Chlorinated solvent transformation by palladized zerovalent iron: Mechanistic insights from reductant loading studies and solvent kinetic isotope effects

Abstract

Palladized nanoscale zerovalent iron (Pd/NZVI) has been utilized for source zone control, yet the reductant responsible for pollutant transformation and the optimal conditions for subsurface application remain poorly understood. Here, trends in Pd/Fe reactivity toward 1,1,1,2-tetrachloroethane (1,1,1,2-TeCA) and cis-dichloroethene (cis-DCE) were compared in H2O and D 2O batch systems as a function of pH, chlorinated solvent concentration, Pd surface loading, Pd/Fe mass loading, Pd/Fe aging time, and zerovalent iron [Fe(0)] particle size. For Pd/NZVI, the solvent kinetic isotope effect [i.e., kobs(H2O)/kobs(D2O) or SKIE] for 1,1,1,2-TeCA and cis-DCE reduction increased substantially with Pd loading and Pd/NZVI concentration, evidence that multiple pathways exist for chlorinated solvent reduction. At low Pd loadings and Pd/NZVI concentrations with relatively small SKIEs (less than ∼5), we propose that modest reactivity enhancements (≤10-fold) reflect more efficient electron transfer to 1,1,1,2-TeCA from Fe(0) facilitated by Pd nanodeposits.

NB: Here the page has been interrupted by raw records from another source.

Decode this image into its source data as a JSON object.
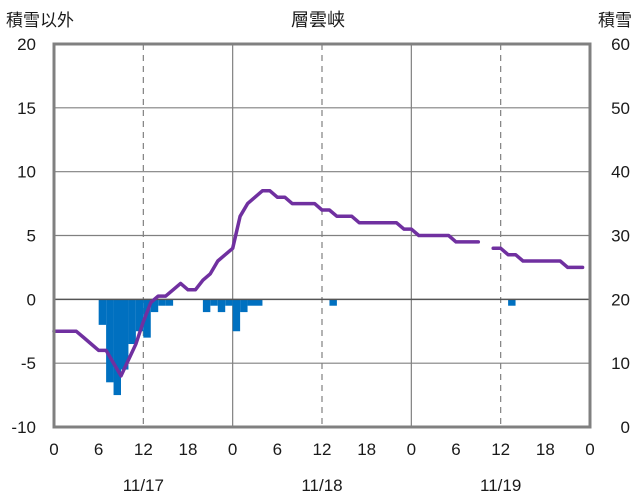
{
  "chart_data": {
    "type": "bar+line",
    "title": "層雲峡",
    "left_axis": {
      "label": "積雪以外",
      "ylim": [
        -10,
        20
      ],
      "ticks": [
        -10,
        -5,
        0,
        5,
        10,
        15,
        20
      ]
    },
    "right_axis": {
      "label": "積雪",
      "ylim": [
        0,
        60
      ],
      "ticks": [
        0,
        10,
        20,
        30,
        40,
        50,
        60
      ]
    },
    "x_axis": {
      "range_hours": [
        0,
        72
      ],
      "tick_hours": [
        0,
        6,
        12,
        18,
        24,
        30,
        36,
        42,
        48,
        54,
        60,
        66,
        72
      ],
      "tick_labels": [
        "0",
        "6",
        "12",
        "18",
        "0",
        "6",
        "12",
        "18",
        "0",
        "6",
        "12",
        "18",
        "0"
      ],
      "date_labels": [
        {
          "hour": 12,
          "label": "11/17"
        },
        {
          "hour": 36,
          "label": "11/18"
        },
        {
          "hour": 60,
          "label": "11/19"
        }
      ],
      "day_boundaries": [
        24,
        48
      ],
      "noon_lines": [
        12,
        36,
        60
      ]
    },
    "grid": true,
    "colors": {
      "bars": "#0070c0",
      "line": "#7030a0",
      "frame": "#808080",
      "grid": "#808080"
    },
    "bar_series": {
      "axis": "left",
      "points": [
        {
          "hour": 7,
          "value": -2.0
        },
        {
          "hour": 8,
          "value": -6.5
        },
        {
          "hour": 9,
          "value": -7.5
        },
        {
          "hour": 10,
          "value": -5.5
        },
        {
          "hour": 11,
          "value": -3.5
        },
        {
          "hour": 12,
          "value": -2.5
        },
        {
          "hour": 13,
          "value": -3.0
        },
        {
          "hour": 14,
          "value": -1.0
        },
        {
          "hour": 15,
          "value": -0.5
        },
        {
          "hour": 16,
          "value": -0.5
        },
        {
          "hour": 21,
          "value": -1.0
        },
        {
          "hour": 22,
          "value": -0.5
        },
        {
          "hour": 23,
          "value": -1.0
        },
        {
          "hour": 24,
          "value": -0.5
        },
        {
          "hour": 25,
          "value": -2.5
        },
        {
          "hour": 26,
          "value": -1.0
        },
        {
          "hour": 27,
          "value": -0.5
        },
        {
          "hour": 28,
          "value": -0.5
        },
        {
          "hour": 38,
          "value": -0.5
        },
        {
          "hour": 62,
          "value": -0.5
        }
      ]
    },
    "line_series": {
      "axis": "right",
      "segments": [
        [
          [
            0,
            15
          ],
          [
            1,
            15
          ],
          [
            2,
            15
          ],
          [
            3,
            15
          ],
          [
            4,
            14
          ],
          [
            5,
            13
          ],
          [
            6,
            12
          ],
          [
            7,
            12
          ],
          [
            8,
            10
          ],
          [
            9,
            8
          ],
          [
            10,
            10.5
          ],
          [
            11,
            13
          ],
          [
            12,
            16.5
          ],
          [
            13,
            19.5
          ],
          [
            14,
            20.5
          ],
          [
            15,
            20.5
          ],
          [
            16,
            21.5
          ],
          [
            17,
            22.5
          ],
          [
            18,
            21.5
          ],
          [
            19,
            21.5
          ],
          [
            20,
            23
          ],
          [
            21,
            24
          ],
          [
            22,
            26
          ],
          [
            23,
            27
          ],
          [
            24,
            28
          ],
          [
            25,
            33
          ],
          [
            26,
            35
          ],
          [
            27,
            36
          ],
          [
            28,
            37
          ],
          [
            29,
            37
          ],
          [
            30,
            36
          ],
          [
            31,
            36
          ],
          [
            32,
            35
          ],
          [
            33,
            35
          ],
          [
            34,
            35
          ],
          [
            35,
            35
          ],
          [
            36,
            34
          ],
          [
            37,
            34
          ],
          [
            38,
            33
          ],
          [
            39,
            33
          ],
          [
            40,
            33
          ],
          [
            41,
            32
          ],
          [
            42,
            32
          ],
          [
            43,
            32
          ],
          [
            44,
            32
          ],
          [
            45,
            32
          ],
          [
            46,
            32
          ],
          [
            47,
            31
          ],
          [
            48,
            31
          ],
          [
            49,
            30
          ],
          [
            50,
            30
          ],
          [
            51,
            30
          ],
          [
            52,
            30
          ],
          [
            53,
            30
          ],
          [
            54,
            29
          ],
          [
            55,
            29
          ],
          [
            56,
            29
          ],
          [
            57,
            29
          ]
        ],
        [
          [
            59,
            28
          ],
          [
            60,
            28
          ],
          [
            61,
            27
          ],
          [
            62,
            27
          ],
          [
            63,
            26
          ],
          [
            64,
            26
          ],
          [
            65,
            26
          ],
          [
            66,
            26
          ],
          [
            67,
            26
          ],
          [
            68,
            26
          ],
          [
            69,
            25
          ],
          [
            70,
            25
          ],
          [
            71,
            25
          ]
        ]
      ]
    }
  }
}
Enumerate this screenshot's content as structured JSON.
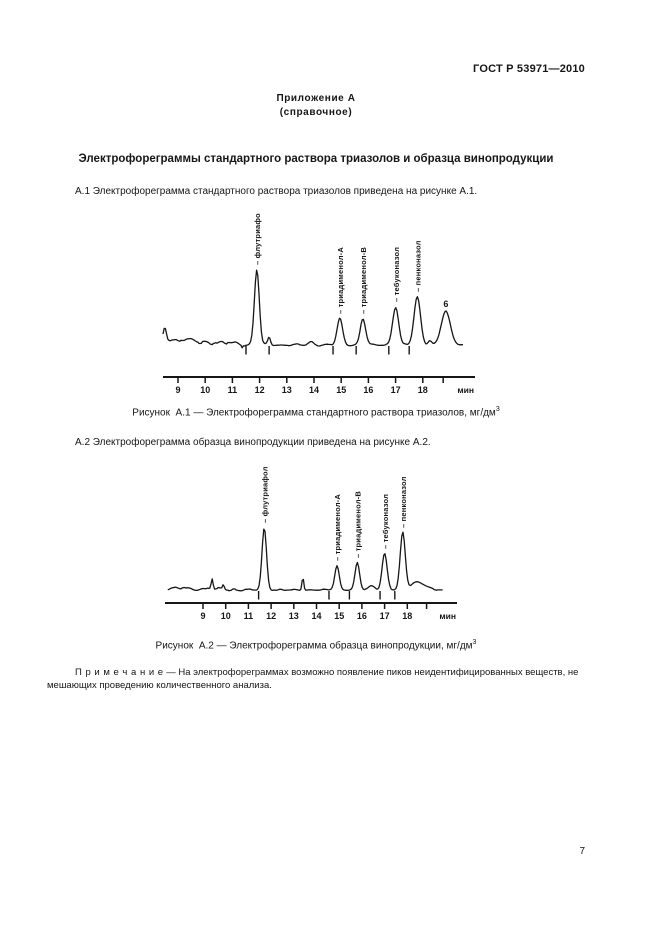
{
  "doc": {
    "header_code": "ГОСТ Р 53971—2010",
    "page_number": "7"
  },
  "annex": {
    "title": "Приложение А",
    "subtitle": "(справочное)"
  },
  "main_title": "Электрофореграммы стандартного раствора триазолов и образца винопродукции",
  "paragraphs": {
    "a1": "А.1  Электрофореграмма стандартного раствора триазолов приведена на рисунке А.1.",
    "a2": "А.2  Электрофореграмма образца винопродукции приведена на рисунке А.2."
  },
  "figures": [
    {
      "caption": "Рисунок  А.1 — Электрофореграмма стандартного раствора триазолов, мг/дм",
      "caption_sup": "3"
    },
    {
      "caption": "Рисунок  А.2 — Электрофореграмма образца винопродукции, мг/дм",
      "caption_sup": "3"
    }
  ],
  "note": {
    "label": "П р и м е ч а н и е",
    "text": " — На электрофореграммах возможно появление пиков неидентифицированных веществ, не мешающих проведению количественного анализа."
  },
  "chart_data": [
    {
      "type": "line",
      "title": "Электрофореграмма стандартного раствора триазолов",
      "x_unit": "мин",
      "x_ticks": [
        9,
        10,
        11,
        12,
        13,
        14,
        15,
        16,
        17,
        18
      ],
      "extra_tick_t": 18.75,
      "x_range": [
        8.45,
        19.5
      ],
      "y_axis": "none (relative signal)",
      "peaks": [
        {
          "name": "флутриафол",
          "t_min": 11.9,
          "rel_height": 75,
          "sigma": 0.09
        },
        {
          "name": "триадименол-А",
          "t_min": 14.95,
          "rel_height": 26,
          "sigma": 0.1
        },
        {
          "name": "триадименол-В",
          "t_min": 15.8,
          "rel_height": 26,
          "sigma": 0.1
        },
        {
          "name": "тебуконазол",
          "t_min": 17.0,
          "rel_height": 38,
          "sigma": 0.11
        },
        {
          "name": "пенконазол",
          "t_min": 17.8,
          "rel_height": 48,
          "sigma": 0.12
        },
        {
          "name": "6",
          "t_min": 18.85,
          "rel_height": 33,
          "sigma": 0.17,
          "label_orientation": "horizontal"
        }
      ],
      "minor_peaks": [
        {
          "t_min": 8.52,
          "rel_height": 13,
          "sigma": 0.05
        },
        {
          "t_min": 12.35,
          "rel_height": 8,
          "sigma": 0.05
        },
        {
          "t_min": 13.9,
          "rel_height": 3,
          "sigma": 0.09
        },
        {
          "t_min": 18.25,
          "rel_height": 4,
          "sigma": 0.07
        }
      ],
      "integration_marks_t": [
        11.5,
        12.35,
        14.7,
        15.55,
        16.75,
        17.5
      ]
    },
    {
      "type": "line",
      "title": "Электрофореграмма образца винопродукции",
      "x_unit": "мин",
      "x_ticks": [
        9,
        10,
        11,
        12,
        13,
        14,
        15,
        16,
        17,
        18
      ],
      "extra_tick_t": 18.85,
      "x_range": [
        7.45,
        19.6
      ],
      "y_axis": "none (relative signal)",
      "peaks": [
        {
          "name": "флутриафол",
          "t_min": 11.7,
          "rel_height": 62,
          "sigma": 0.1
        },
        {
          "name": "триадименол-А",
          "t_min": 14.9,
          "rel_height": 24,
          "sigma": 0.1
        },
        {
          "name": "триадименол-В",
          "t_min": 15.8,
          "rel_height": 27,
          "sigma": 0.1
        },
        {
          "name": "тебуконазол",
          "t_min": 17.0,
          "rel_height": 36,
          "sigma": 0.11
        },
        {
          "name": "пенконазол",
          "t_min": 17.8,
          "rel_height": 57,
          "sigma": 0.11
        }
      ],
      "minor_peaks": [
        {
          "t_min": 9.4,
          "rel_height": 10,
          "sigma": 0.04
        },
        {
          "t_min": 9.9,
          "rel_height": 5,
          "sigma": 0.04
        },
        {
          "t_min": 13.4,
          "rel_height": 13,
          "sigma": 0.04
        },
        {
          "t_min": 16.45,
          "rel_height": 4,
          "sigma": 0.15
        },
        {
          "t_min": 18.45,
          "rel_height": 8,
          "sigma": 0.3
        }
      ],
      "integration_marks_t": [
        11.45,
        14.55,
        15.45,
        16.8,
        17.45
      ]
    }
  ]
}
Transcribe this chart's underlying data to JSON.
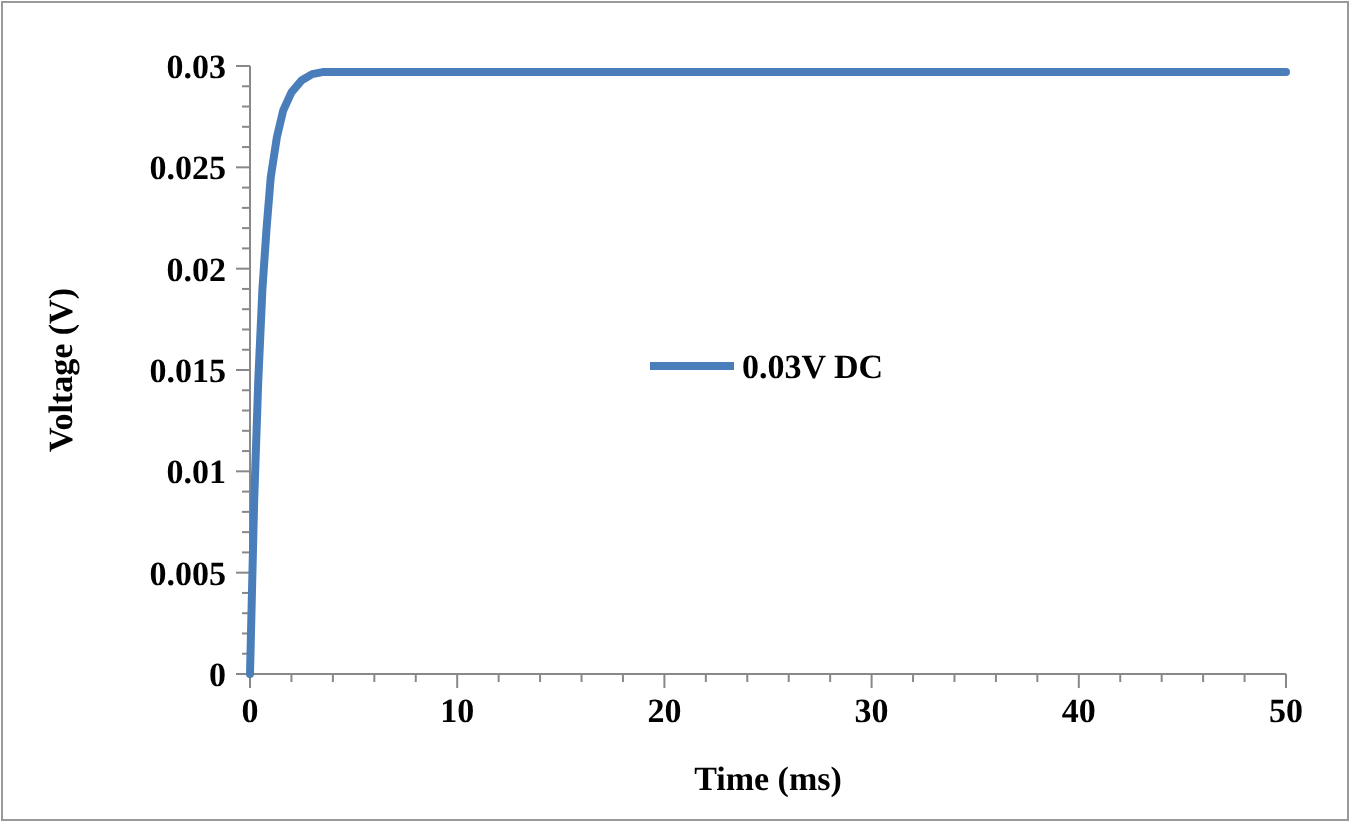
{
  "chart_data": {
    "type": "line",
    "xlabel": "Time (ms)",
    "ylabel": "Voltage (V)",
    "xlim": [
      0,
      50
    ],
    "xticks": [
      0,
      10,
      20,
      30,
      40,
      50
    ],
    "ylim": [
      0,
      0.03
    ],
    "yticks": [
      0,
      0.005,
      0.01,
      0.015,
      0.02,
      0.025,
      0.03
    ],
    "x": [
      0,
      0.2,
      0.4,
      0.6,
      0.8,
      1.0,
      1.3,
      1.6,
      2,
      2.5,
      3,
      3.5,
      50
    ],
    "series": [
      {
        "name": "0.03V DC",
        "color": "#4a7ebb",
        "values": [
          0,
          0.0085,
          0.0145,
          0.019,
          0.022,
          0.0245,
          0.0265,
          0.0278,
          0.0287,
          0.0293,
          0.0296,
          0.0297,
          0.0297
        ]
      }
    ],
    "legend": "center",
    "grid": false,
    "marker": "none",
    "line_style": "solid"
  }
}
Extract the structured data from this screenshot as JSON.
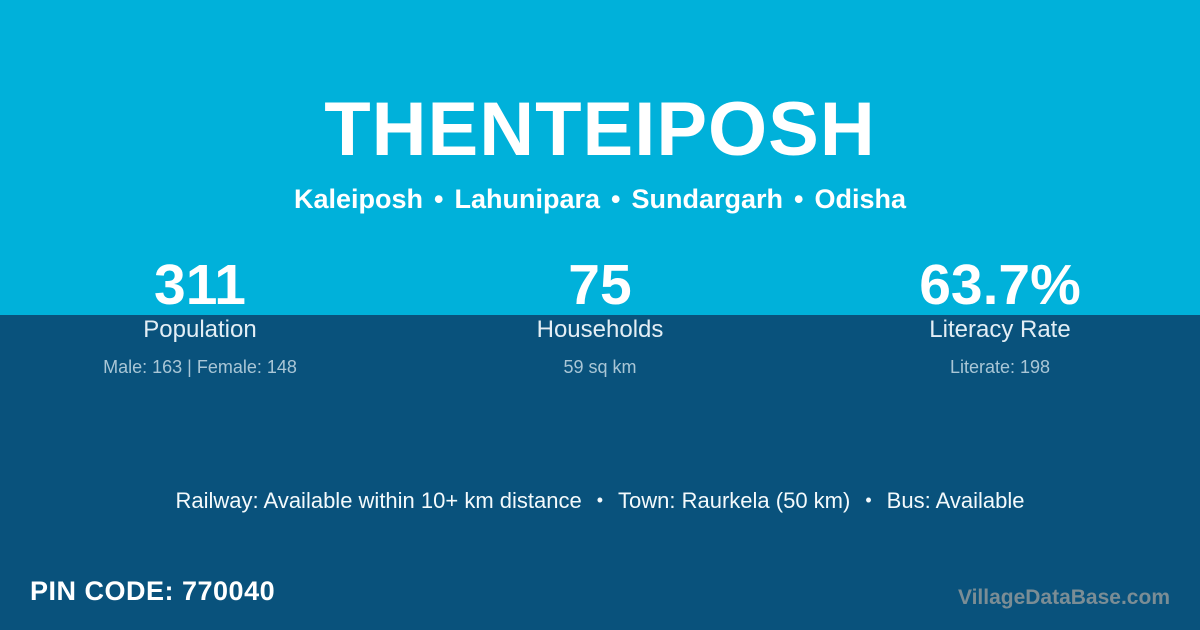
{
  "theme": {
    "top_band_color": "#00b1da",
    "bottom_band_color": "#09527c",
    "text_primary": "#ffffff",
    "text_label": "#e3eef5",
    "text_muted": "#a9c6d6",
    "watermark_color": "#7b8d95"
  },
  "header": {
    "village_name": "THENTEIPOSH",
    "location_parts": [
      "Kaleiposh",
      "Lahunipara",
      "Sundargarh",
      "Odisha"
    ]
  },
  "separators": {
    "bullet": "•"
  },
  "stats": [
    {
      "value": "311",
      "label": "Population",
      "detail": "Male: 163 | Female: 148"
    },
    {
      "value": "75",
      "label": "Households",
      "detail": "59 sq km"
    },
    {
      "value": "63.7%",
      "label": "Literacy Rate",
      "detail": "Literate: 198"
    }
  ],
  "transport": {
    "items": [
      "Railway: Available within 10+ km distance",
      "Town: Raurkela (50 km)",
      "Bus: Available"
    ]
  },
  "footer": {
    "pin_code_line": "PIN CODE: 770040",
    "watermark": "VillageDataBase.com"
  }
}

Much larger SKIEs (e.g., exceeding 100 for cis-DCE) imply the involvement of atomic hydrogen in more reactive systems with high Pd loadings and Pd/NZVI concentrations. Generally, evidence of SKIEs supporting a dominant role for atomic hydrogen was not observed for Pd/Fe prepared from micrometer-sized Fe(0), or for any size of nonpalladized Fe(0). During anaerobic aging of Pd/NZVI, decreases in the SKIE for 1,1,1,2-TeCA reduction suggest that atomic hydrogen will contribute to reactivity for only approximately 1 week after application. © 2013 American Chemical Society.